Ryan Berlin, director of intelligence and senior economist at real estate company rennie, told Canadian Mortgage Professional that with unemployment remaining near record lows in Canada, annual wage growth had been slightly higher than normal.

“Canada’s unemployment rate has been a flat 5.0% since December, which is a historical low, and so that seems to be the floor for unemployment in Canada. It’s staying there for the time being and it’s translated a little bit into wages,” he said.

“I think year-over-year increases in wages, looking at around 4%, [are] definitely higher than what you would see in a lower inflation environment when you see wages increasing by 2.5% to 3%.”

While higher wages are not having a huge effect on inflation, the still-strong labour market is complicating things “to an extent,” Berlin said, with the Bank of Canada hoping to see further softening and a hiring slump.

“I think that’s what they’re looking for – to assure themselves that we’ve hit a terminal rate, that interest rates don’t need to go higher and we can eventually start talking bout them coming lower,” he said.

The Bank has said in statements accompanying its recent rate decisions that it expects the overall inflation rate to have fallen to 3% by the middle of this year before returning to its 2% target rate in 2024.

Is a rate hike – or a rate cut – on the way in Canada?

As for the question of what trajectory the Bank will take on interest rates in the coming months?

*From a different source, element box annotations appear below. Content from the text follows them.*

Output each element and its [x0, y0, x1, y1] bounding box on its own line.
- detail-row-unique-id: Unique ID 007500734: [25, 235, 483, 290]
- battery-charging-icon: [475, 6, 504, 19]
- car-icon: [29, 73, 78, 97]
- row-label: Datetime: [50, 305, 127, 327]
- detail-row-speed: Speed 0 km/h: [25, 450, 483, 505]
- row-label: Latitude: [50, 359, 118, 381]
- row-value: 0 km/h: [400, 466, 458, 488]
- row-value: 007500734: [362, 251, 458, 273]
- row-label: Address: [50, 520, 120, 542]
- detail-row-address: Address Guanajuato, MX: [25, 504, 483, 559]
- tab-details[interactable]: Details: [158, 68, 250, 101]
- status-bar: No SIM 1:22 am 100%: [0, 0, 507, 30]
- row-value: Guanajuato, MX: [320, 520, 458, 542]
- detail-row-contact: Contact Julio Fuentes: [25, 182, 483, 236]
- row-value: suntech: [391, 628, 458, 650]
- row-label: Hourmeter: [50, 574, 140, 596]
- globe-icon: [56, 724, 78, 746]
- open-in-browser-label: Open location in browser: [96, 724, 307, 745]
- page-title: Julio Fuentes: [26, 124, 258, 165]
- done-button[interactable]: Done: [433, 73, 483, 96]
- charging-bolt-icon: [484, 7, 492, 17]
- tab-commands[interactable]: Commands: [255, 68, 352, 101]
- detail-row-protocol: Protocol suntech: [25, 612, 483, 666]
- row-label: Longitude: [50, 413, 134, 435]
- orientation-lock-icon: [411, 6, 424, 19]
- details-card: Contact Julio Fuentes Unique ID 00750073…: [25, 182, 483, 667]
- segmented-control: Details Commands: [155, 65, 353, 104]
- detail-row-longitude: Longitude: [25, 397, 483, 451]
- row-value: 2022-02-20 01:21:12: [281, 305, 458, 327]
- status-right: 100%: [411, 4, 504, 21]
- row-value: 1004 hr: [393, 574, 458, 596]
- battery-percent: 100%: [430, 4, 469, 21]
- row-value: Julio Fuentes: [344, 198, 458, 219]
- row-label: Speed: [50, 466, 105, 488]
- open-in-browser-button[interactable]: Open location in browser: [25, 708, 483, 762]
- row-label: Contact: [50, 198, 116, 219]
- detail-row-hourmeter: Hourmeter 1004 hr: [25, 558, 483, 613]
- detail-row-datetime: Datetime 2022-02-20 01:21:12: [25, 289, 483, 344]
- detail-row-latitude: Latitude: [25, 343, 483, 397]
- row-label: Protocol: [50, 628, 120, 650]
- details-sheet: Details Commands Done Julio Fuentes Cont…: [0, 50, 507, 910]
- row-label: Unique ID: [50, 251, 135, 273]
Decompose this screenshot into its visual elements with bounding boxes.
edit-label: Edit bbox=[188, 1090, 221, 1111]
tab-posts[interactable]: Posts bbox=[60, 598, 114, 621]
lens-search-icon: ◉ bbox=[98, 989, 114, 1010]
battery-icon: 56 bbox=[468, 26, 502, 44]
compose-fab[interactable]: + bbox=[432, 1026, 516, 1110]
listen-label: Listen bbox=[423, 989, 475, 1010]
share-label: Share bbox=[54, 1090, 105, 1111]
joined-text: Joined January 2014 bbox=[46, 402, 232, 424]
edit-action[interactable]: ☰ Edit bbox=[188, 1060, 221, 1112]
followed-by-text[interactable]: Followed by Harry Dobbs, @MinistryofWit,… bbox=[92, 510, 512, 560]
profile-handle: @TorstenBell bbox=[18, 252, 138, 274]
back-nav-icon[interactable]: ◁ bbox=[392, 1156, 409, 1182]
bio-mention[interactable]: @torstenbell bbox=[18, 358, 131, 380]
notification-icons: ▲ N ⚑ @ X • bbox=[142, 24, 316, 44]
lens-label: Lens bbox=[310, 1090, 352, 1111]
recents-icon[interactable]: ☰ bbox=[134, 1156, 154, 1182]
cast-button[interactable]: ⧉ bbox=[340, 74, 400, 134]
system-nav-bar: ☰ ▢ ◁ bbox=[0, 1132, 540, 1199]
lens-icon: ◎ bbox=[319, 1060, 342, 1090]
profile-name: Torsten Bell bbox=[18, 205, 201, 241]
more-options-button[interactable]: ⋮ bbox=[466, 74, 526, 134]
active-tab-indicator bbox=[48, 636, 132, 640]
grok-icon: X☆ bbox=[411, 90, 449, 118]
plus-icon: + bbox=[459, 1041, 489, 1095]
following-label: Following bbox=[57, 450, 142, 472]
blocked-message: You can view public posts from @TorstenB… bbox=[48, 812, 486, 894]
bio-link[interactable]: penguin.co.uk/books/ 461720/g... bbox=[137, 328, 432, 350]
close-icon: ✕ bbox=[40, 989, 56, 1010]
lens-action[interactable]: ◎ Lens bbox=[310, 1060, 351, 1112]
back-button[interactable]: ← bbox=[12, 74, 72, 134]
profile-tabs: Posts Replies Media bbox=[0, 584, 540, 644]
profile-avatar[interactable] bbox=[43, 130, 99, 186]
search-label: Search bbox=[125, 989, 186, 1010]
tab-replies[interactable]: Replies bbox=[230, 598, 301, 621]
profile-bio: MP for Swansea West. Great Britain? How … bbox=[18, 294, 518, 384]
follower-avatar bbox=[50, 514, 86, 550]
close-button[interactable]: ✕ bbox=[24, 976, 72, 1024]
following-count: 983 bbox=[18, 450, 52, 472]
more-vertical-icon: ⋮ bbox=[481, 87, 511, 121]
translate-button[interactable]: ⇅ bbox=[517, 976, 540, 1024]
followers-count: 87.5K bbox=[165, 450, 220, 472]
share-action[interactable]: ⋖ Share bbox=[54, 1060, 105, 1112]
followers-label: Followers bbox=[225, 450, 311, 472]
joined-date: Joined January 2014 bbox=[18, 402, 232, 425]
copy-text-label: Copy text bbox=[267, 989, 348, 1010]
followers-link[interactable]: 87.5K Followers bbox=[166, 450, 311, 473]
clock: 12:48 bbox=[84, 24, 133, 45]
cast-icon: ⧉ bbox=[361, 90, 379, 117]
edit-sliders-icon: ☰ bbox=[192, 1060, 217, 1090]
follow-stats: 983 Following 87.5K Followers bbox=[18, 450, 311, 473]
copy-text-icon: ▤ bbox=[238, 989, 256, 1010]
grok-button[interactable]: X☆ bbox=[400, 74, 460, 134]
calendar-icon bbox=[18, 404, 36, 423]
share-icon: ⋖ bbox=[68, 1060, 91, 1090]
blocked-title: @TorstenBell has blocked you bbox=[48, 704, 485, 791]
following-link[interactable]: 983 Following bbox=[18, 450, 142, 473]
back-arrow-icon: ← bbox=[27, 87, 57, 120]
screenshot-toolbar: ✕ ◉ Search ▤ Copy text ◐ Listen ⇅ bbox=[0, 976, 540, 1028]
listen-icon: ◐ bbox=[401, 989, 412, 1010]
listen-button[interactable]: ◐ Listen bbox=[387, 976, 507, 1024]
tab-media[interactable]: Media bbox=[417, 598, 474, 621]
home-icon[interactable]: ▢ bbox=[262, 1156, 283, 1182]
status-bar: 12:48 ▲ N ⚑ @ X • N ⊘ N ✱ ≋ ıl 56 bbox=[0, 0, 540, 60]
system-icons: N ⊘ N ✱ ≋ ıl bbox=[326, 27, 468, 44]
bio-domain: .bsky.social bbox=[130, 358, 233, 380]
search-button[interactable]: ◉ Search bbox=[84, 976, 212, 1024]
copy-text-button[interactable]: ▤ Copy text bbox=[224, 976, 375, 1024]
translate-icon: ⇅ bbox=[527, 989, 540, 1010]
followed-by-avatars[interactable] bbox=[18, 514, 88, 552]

Berlin said rate cuts are certainly in the cards, although not imminent.

“This is what we know: This is not an equilibrium, or neutral interest rate, that [the Bank of Canada] has adopted,” he said. “So the question is: How do you come down from here? There’s nothing I see that would accelerate inflation at this point, so unless core inflation becomes extremely sticky and doesn’t budge from 4-5%, I’d be surprised if there’s a rate hike.”

There are plenty of economic headwinds that could still influence the Bank’s rate path, not least in the mortgage market with many borrowers set to renew on much higher interest rates than those that prevailed when they took out their mortgage in the first place.

While Berlin emphasized that nothing is certain, he said there could be room for some downward movement on rates before the end of 2023.

“I still think there’s scope for a bit of a climbdown towards the end of the year for the central bank,” he said. “But this is the big asterisk: everything is just being guided by the data, and this dynamic of a data point being released: What does it mean? Where does it fit in?

“That’s where we’re at right now. We’re just one foot in front of the other, staring down at our toes.”